NED-orchestrated unrest in Haiti
The organisations that plotted the 2002 coup attempt in Venezuela were funded by the NED, effectively working in tandem with administration official Otto Reich, who met and planned with the coup plotters.
In Haiti, the International Republican Institute, closely associated with the NED, manufactured a “democratic opposition” group (the Democratic Convergence and the Group of 184); when it couldn’t get anywhere by electoral means (Aristide offered an election, but he would have won overwhelmingly), the same groups created a campaign of violence that ended in a US kidnapping of Aristide in February 2004.
Democracy promotion should be made of sterner stuff and yet, in the face of all this, the refrain is still somehow that the US is trying to bring democracy to Iraq, but simply failing to do so.
The truth is that the US has made its goals and long-term policy in Iraq clear.
On 17 April 2003, the New York Times ran an article about US plans for four permanent military bases in Iraq.
In May, the US rammed Resolution 1483 through the Security Council; this gives the “coalition” control of Iraq’s oil revenues.
In September, Paul Bremer passed laws allowing for 100% foreign ownership of most Iraqi companies, calling for a 15% flat tax, and more.
Paul Bremer permits the full
Now, we have an interim law that requires that the new “sovereign” government of Iraq keeps those illegally passed laws without alteration until after new elections.
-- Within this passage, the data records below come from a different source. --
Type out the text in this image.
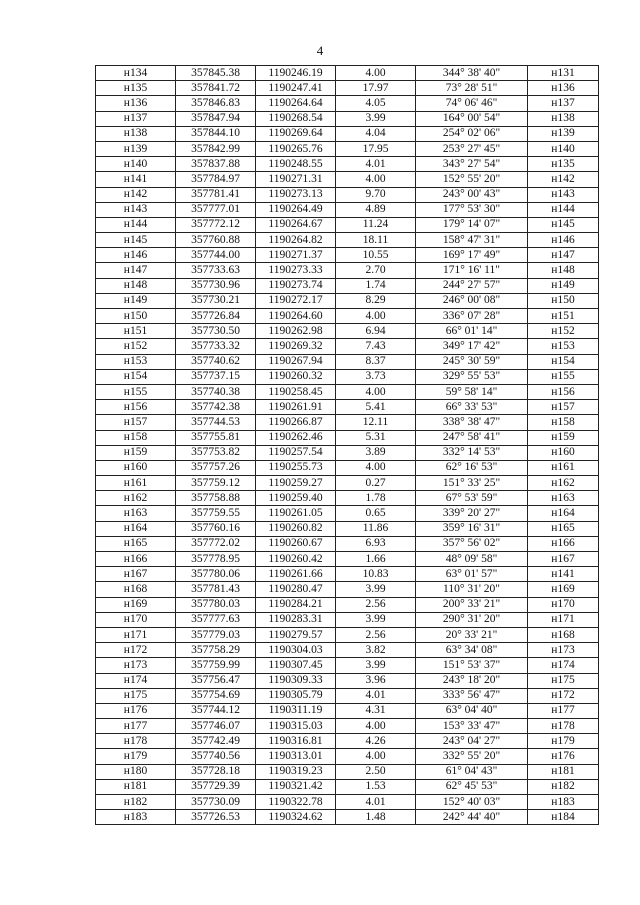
4
н134	357845.38	1190246.19	4.00	344° 38' 40"	н131
н135	357841.72	1190247.41	17.97	73° 28' 51"	н136
н136	357846.83	1190264.64	4.05	74° 06' 46"	н137
н137	357847.94	1190268.54	3.99	164° 00' 54"	н138
н138	357844.10	1190269.64	4.04	254° 02' 06"	н139
н139	357842.99	1190265.76	17.95	253° 27' 45"	н140
н140	357837.88	1190248.55	4.01	343° 27' 54"	н135
н141	357784.97	1190271.31	4.00	152° 55' 20"	н142
н142	357781.41	1190273.13	9.70	243° 00' 43"	н143
н143	357777.01	1190264.49	4.89	177° 53' 30"	н144
н144	357772.12	1190264.67	11.24	179° 14' 07"	н145
н145	357760.88	1190264.82	18.11	158° 47' 31"	н146
н146	357744.00	1190271.37	10.55	169° 17' 49"	н147
н147	357733.63	1190273.33	2.70	171° 16' 11"	н148
н148	357730.96	1190273.74	1.74	244° 27' 57"	н149
н149	357730.21	1190272.17	8.29	246° 00' 08"	н150
н150	357726.84	1190264.60	4.00	336° 07' 28"	н151
н151	357730.50	1190262.98	6.94	66° 01' 14"	н152
н152	357733.32	1190269.32	7.43	349° 17' 42"	н153
н153	357740.62	1190267.94	8.37	245° 30' 59"	н154
н154	357737.15	1190260.32	3.73	329° 55' 53"	н155
н155	357740.38	1190258.45	4.00	59° 58' 14"	н156
н156	357742.38	1190261.91	5.41	66° 33' 53"	н157
н157	357744.53	1190266.87	12.11	338° 38' 47"	н158
н158	357755.81	1190262.46	5.31	247° 58' 41"	н159
н159	357753.82	1190257.54	3.89	332° 14' 53"	н160
н160	357757.26	1190255.73	4.00	62° 16' 53"	н161
н161	357759.12	1190259.27	0.27	151° 33' 25"	н162
н162	357758.88	1190259.40	1.78	67° 53' 59"	н163
н163	357759.55	1190261.05	0.65	339° 20' 27"	н164
н164	357760.16	1190260.82	11.86	359° 16' 31"	н165
н165	357772.02	1190260.67	6.93	357° 56' 02"	н166
н166	357778.95	1190260.42	1.66	48° 09' 58"	н167
н167	357780.06	1190261.66	10.83	63° 01' 57"	н141
н168	357781.43	1190280.47	3.99	110° 31' 20"	н169
н169	357780.03	1190284.21	2.56	200° 33' 21"	н170
н170	357777.63	1190283.31	3.99	290° 31' 20"	н171
н171	357779.03	1190279.57	2.56	20° 33' 21"	н168
н172	357758.29	1190304.03	3.82	63° 34' 08"	н173
н173	357759.99	1190307.45	3.99	151° 53' 37"	н174
н174	357756.47	1190309.33	3.96	243° 18' 20"	н175
н175	357754.69	1190305.79	4.01	333° 56' 47"	н172
н176	357744.12	1190311.19	4.31	63° 04' 40"	н177
н177	357746.07	1190315.03	4.00	153° 33' 47"	н178
н178	357742.49	1190316.81	4.26	243° 04' 27"	н179
н179	357740.56	1190313.01	4.00	332° 55' 20"	н176
н180	357728.18	1190319.23	2.50	61° 04' 43"	н181
н181	357729.39	1190321.42	1.53	62° 45' 53"	н182
н182	357730.09	1190322.78	4.01	152° 40' 03"	н183
н183	357726.53	1190324.62	1.48	242° 44' 40"	н184
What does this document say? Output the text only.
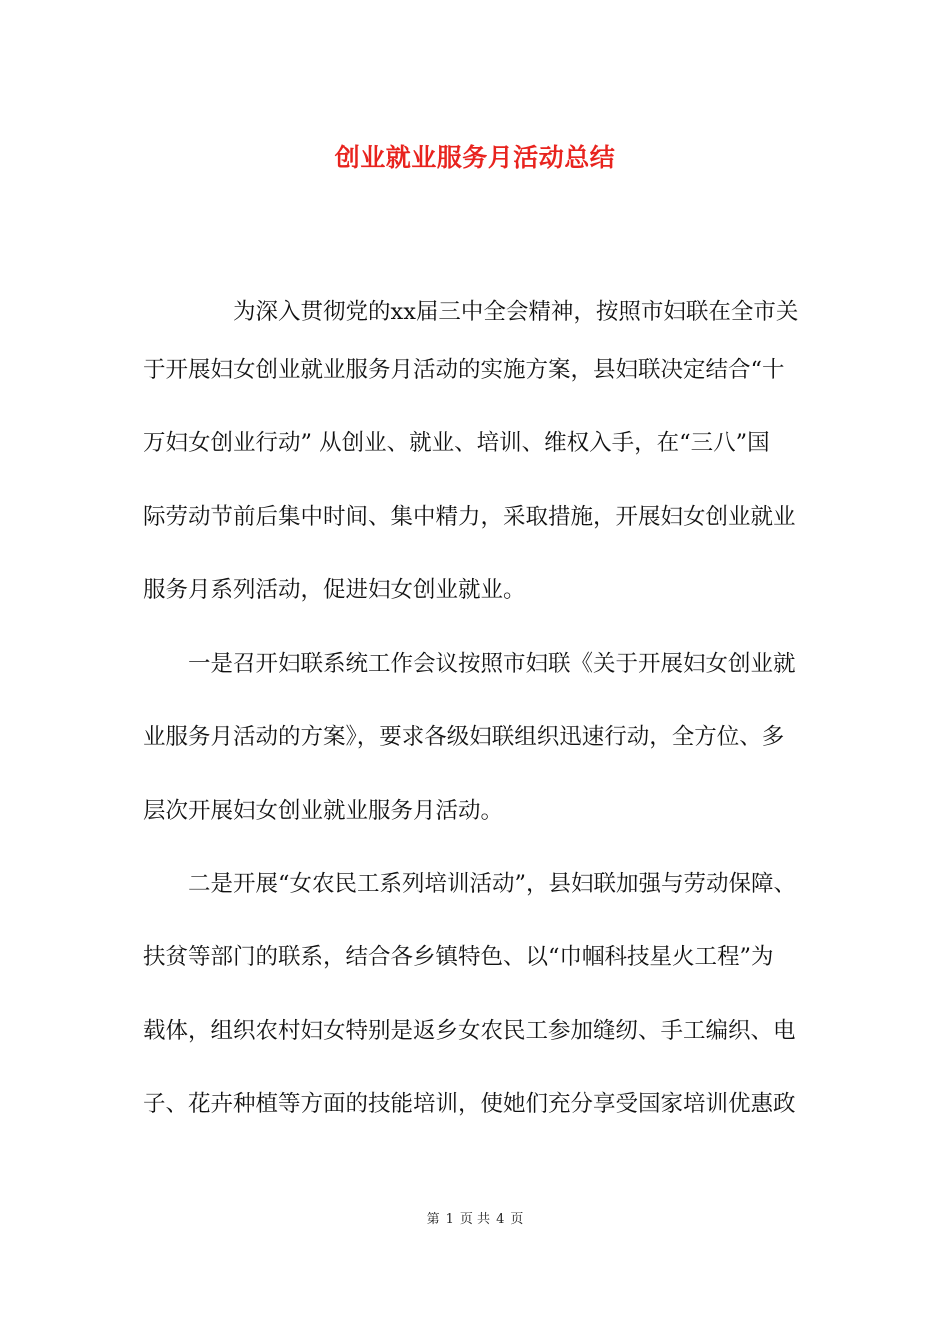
创业就业服务月活动总结
为深入贯彻党的xx届三中全会精神，按照市妇联在全市关
于开展妇女创业就业服务月活动的实施方案，县妇联决定结合“十
万妇女创业行动” 从创业、就业、培训、维权入手，在“三八”国
际劳动节前后集中时间、集中精力，采取措施，开展妇女创业就业
服务月系列活动，促进妇女创业就业。
一是召开妇联系统工作会议按照市妇联《关于开展妇女创业就
业服务月活动的方案》，要求各级妇联组织迅速行动，全方位、多
层次开展妇女创业就业服务月活动。
二是开展“女农民工系列培训活动”，县妇联加强与劳动保障、
扶贫等部门的联系，结合各乡镇特色、以“巾帼科技星火工程”为
载体，组织农村妇女特别是返乡女农民工参加缝纫、手工编织、电
子、花卉种植等方面的技能培训，使她们充分享受国家培训优惠政
第 1 页 共 4 页
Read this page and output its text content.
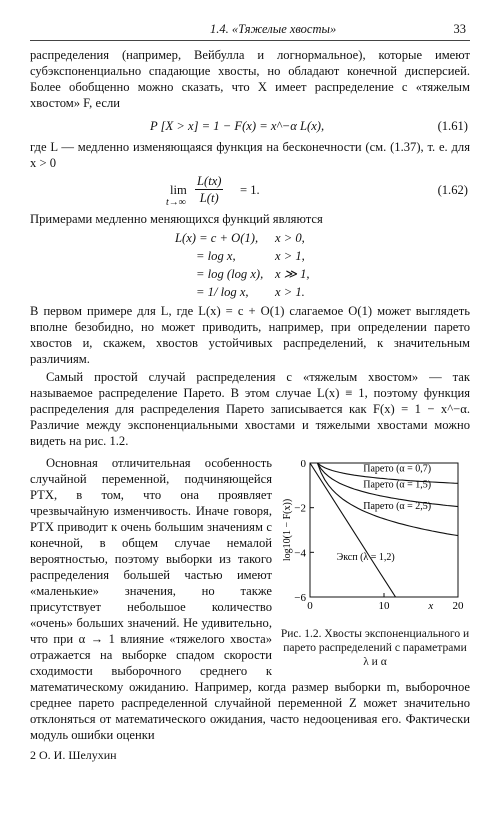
1.4. «Тяжелые хвосты»	33

распределения (например, Вейбулла и логнормальное), которые имеют субэкспоненциально спадающие хвосты, но обладают конечной дисперсией. Более обобщенно можно сказать, что X имеет распределение с «тяжелым хвостом» F, если

P [X > x] = 1 − F(x) = x^−α L(x),	(1.61)

где L — медленно изменяющаяся функция на бесконечности (см. (1.37), т. е. для x > 0

lim
$t\to\infty \frac{L(tx)}{L(t)} = 1$.	(1.62)

Примерами медленно меняющихся функций являются

L(x) = c + O(1), x > 0,
= log x,	x > 1,
= log (log x), x ≫ 1,
= 1/ log x, x > 1.

В первом примере для L, где L(x) = c + O(1) слагаемое O(1) может выглядеть вполне безобидно, но может приводить, например, при определении парето хвостов и, скажем, хвостов устойчивых распределений, к значительным различиям.

Самый простой случай распределения с «тяжелым хвостом» — так называемое распределение Парето. В этом случае L(x) ≡ 1, поэтому функция распределения для распределения Парето записывается как F(x) = 1 − x^−α. Различие между экспоненциальными хвостами и тяжелыми хвостами можно видеть на рис. 1.2.

0
−2
−4
−6
0	10	20
x
log10(1 − F(x))
Парето (α = 0,7)
Парето (α = 1,5)
Парето (α = 2,5)
Эксп (λ = 1,2)
Рис. 1.2. Хвосты экспоненциального и парето распределений с параметрами λ и α

Основная отличительная особенность случайной переменной, подчиняющейся РТХ, в том, что она проявляет чрезвычайную изменчивость. Иначе говоря, РТХ приводит к очень большим значениям с конечной, в общем случае немалой вероятностью, поэтому выборки из такого распределения большей частью имеют «маленькие» значения, но также присутствует небольшое количество «очень» больших значений. Не удивительно, что при α → 1 влияние «тяжелого хвоста» отражается на выборке спадом скорости сходимости выборочного среднего к математическому ожиданию. Например, когда размер выборки m, выборочное среднее парето распределенной случайной переменной Z может значительно отклоняться от математического ожидания, часто недооценивая его. Фактически модуль ошибки оценки

2 О. И. Шелухин
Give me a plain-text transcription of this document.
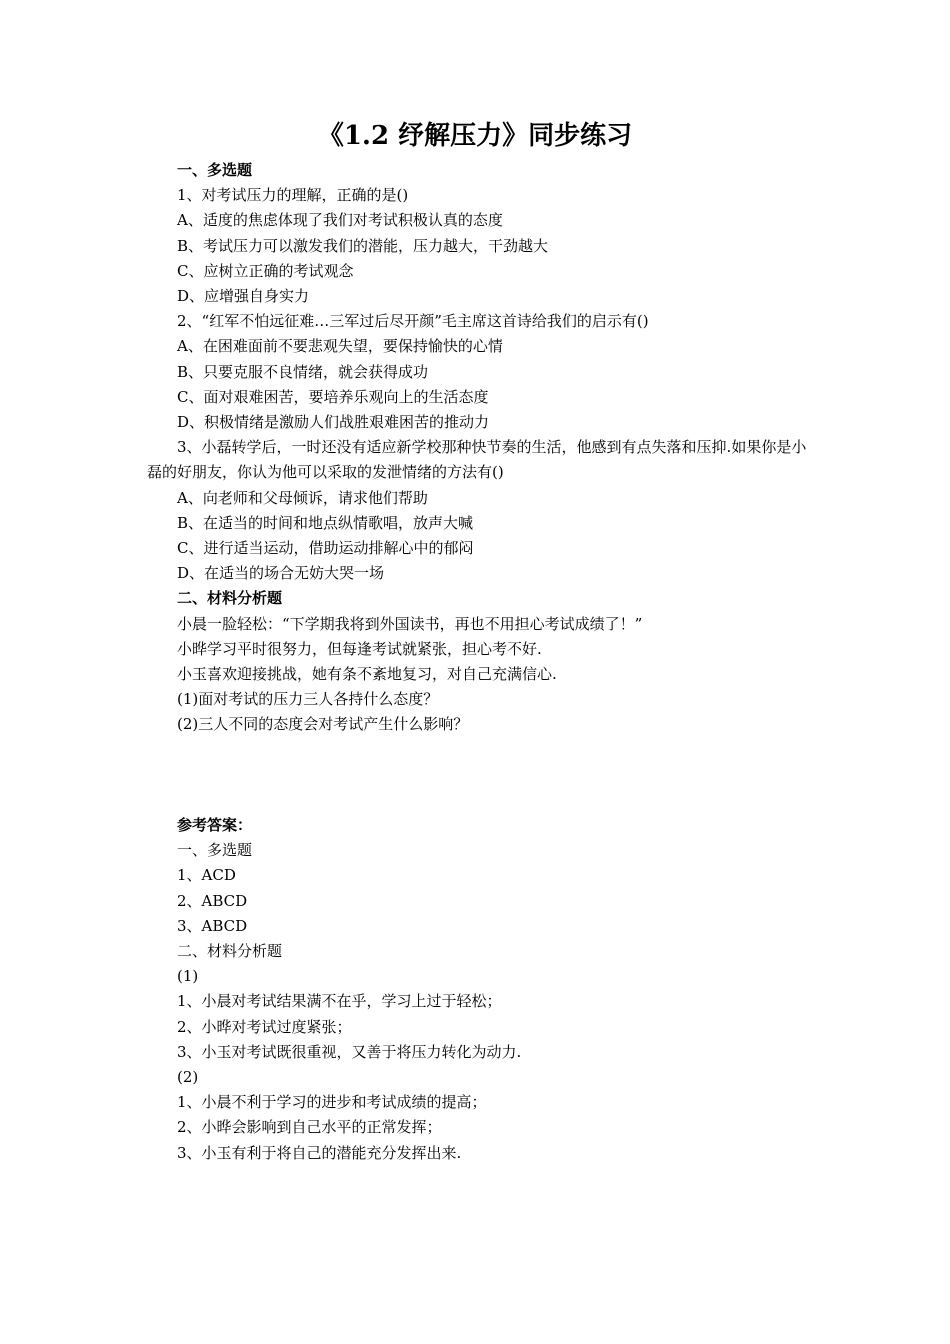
《1.2 纾解压力》同步练习

一、多选题

1、对考试压力的理解，正确的是()

A、适度的焦虑体现了我们对考试积极认真的态度

B、考试压力可以激发我们的潜能，压力越大，干劲越大

C、应树立正确的考试观念

D、应增强自身实力

2、“红军不怕远征难…三军过后尽开颜”毛主席这首诗给我们的启示有()

A、在困难面前不要悲观失望，要保持愉快的心情

B、只要克服不良情绪，就会获得成功

C、面对艰难困苦，要培养乐观向上的生活态度

D、积极情绪是激励人们战胜艰难困苦的推动力

3、小磊转学后，一时还没有适应新学校那种快节奏的生活，他感到有点失落和压抑.如果你是小磊的好朋友，你认为他可以采取的发泄情绪的方法有()

A、向老师和父母倾诉，请求他们帮助

B、在适当的时间和地点纵情歌唱，放声大喊

C、进行适当运动，借助运动排解心中的郁闷

D、在适当的场合无妨大哭一场

二、材料分析题

小晨一脸轻松：“下学期我将到外国读书，再也不用担心考试成绩了！”

小晔学习平时很努力，但每逢考试就紧张，担心考不好.

小玉喜欢迎接挑战，她有条不紊地复习，对自己充满信心.

(1)面对考试的压力三人各持什么态度？

(2)三人不同的态度会对考试产生什么影响？

参考答案：

一、多选题

1、ACD

2、ABCD

3、ABCD

二、材料分析题

(1)

1、小晨对考试结果满不在乎，学习上过于轻松；

2、小晔对考试过度紧张；

3、小玉对考试既很重视，又善于将压力转化为动力.

(2)

1、小晨不利于学习的进步和考试成绩的提高；

2、小晔会影响到自己水平的正常发挥；

3、小玉有利于将自己的潜能充分发挥出来.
The four military bases have become 14.
The US will maintain a force of more than 130,000 troops in Iraq, but will also appoint Lieutenant General Ricardo Sanchez as commander of the new Iraqi “army”.
The new US ambassador, John Negroponte, who was known as “proconsul” when he was ambassador to Honduras in the 1980s and responsible for running a large part of the Reagan administration’s dirty war against the Sandinistas, told the Senate foreign relations committee that the new sovereign government would “not need law-making authority”.
What is a sovereign government with a foreign occupying army, no army under its own command, no law-making authority, and no control over its own revenues?
The Bush administration may well wish to have elections in Iraq at some future point.
In Afghanistan, it has been pushing swift elections even though only 15% of Afghans are registered to vote (in Iraq, the food ration cards make a serviceable voter registration system).
It will be overjoyed to have elections as long as there is only one candidate (of whom they approve) or as long as the result is under control, the way it would be in Afghanistan.
Voter registration in Afghanistan
The real goals are and have been clear since before the war.
Iraq must be made a permanent military outpost of an expansionist American military-imperial network that includes, in a looser sense, much of eastern Europe, central Asia, and the Middle East.
Its government should be a tightly controlled client state, not a client state with its own independent agendas, as Saudi Arabia has been.
The oil of the Middle East is now too important, not just as a source of supply to the US, but as a source of leverage over the other powers that need it (Europe, China and Japan) to allow Arabs more than a marginal degree of control over it.
That is the true transformation of the Middle East.
Not towards greater democracy or more elections, but toward greater and more overt American military/political domination.
In so far as elections and protecting human rights advance that goal, the US will push for them; if collective punishment, the massacre of civilians, torture, and authoritarianism advance the goal, Falluja and Abu Ghraib show that the US can do that too.